The aspiring champs gained technical water skills and training to help them set up and eventually run their own water kiosks in their communities.

Kusini Water founder Murendeni Mafumo said: “Access to clean water and sanitation remains a priority and this programme allows us to partner with young people from diverse communities and share critical skills. It also gives them a head start to create long-term sustainable solutions to water challenges in their communities.”

Kusini Water Champions is a programme aimed at young people between the ages of 18 and 25, primarily unemployed women, who will be given technical training to gain water technical skills and National Qualifications Framework accreditation in the basics of water technology and treatment.

According to an ESI Africa study, South Africa is fast approaching physical water scarcity. The study estimates that by 2030 the country will have an almost 17% water deficit. The shortage will mostly affect rural communities. Kusini Water had this in mind when it initiated the Kusini Water Champions boot camp. Kusini Water is a social enterprise which builds water treatment systems from nanotechnology and macadamia nutshells. Picture: KUSINI WATER

Mafumo said: “Kusini Water’s ultimate goal is to improve economic participation by training the aspiring water champions to run and own water kiosk businesses in their communities. By the end of 2023, over 165 young people between the ages of 18 and 25 will have gone through the training.”

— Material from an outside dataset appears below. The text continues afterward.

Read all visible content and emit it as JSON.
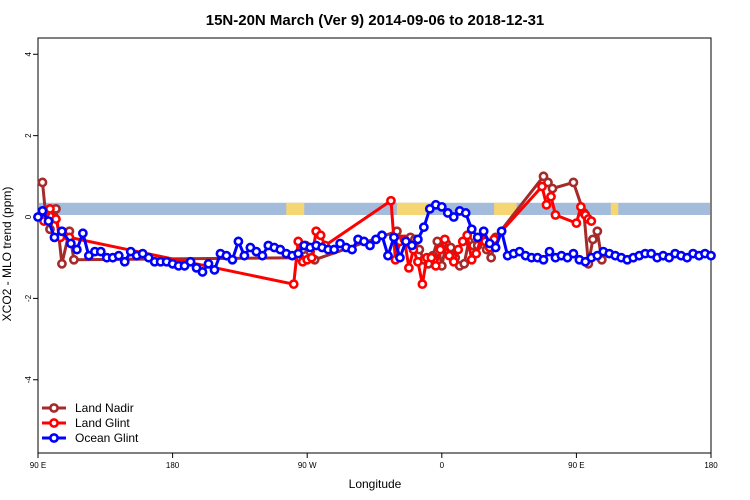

Over the past six years since the programme was launched, seven new kiosks have been developed and currently supply safe, clean water to communities while 90 South Africans have been trained, creating 22 new jobs in various communities.

The programme arrived in the Western Cape this month. The participating water champions finished the three-day virtual boot camp yesterday and will continue the skills development programme in person in Stellenbosch from May 8 until May 10.

Dakalo Nengudza, a water champion, said: “The problem we are facing is water quality issues. We have learnt to identify this problem and bring solutions to it. Therefore, we are geared up to go out there and implement those solutions.”

Sanele Malongwe, another water champion, added that they not only learnt about the water technicalities of water purification but about the whole problem itself and how water is a scarcity in the world.

Kusini water is a social enterprise that builds water treatment systems from nanotechnology and locally sourced macadamia nutshells, to bring clean, safe drinking water to people in rural, peri-urban and informal settlements.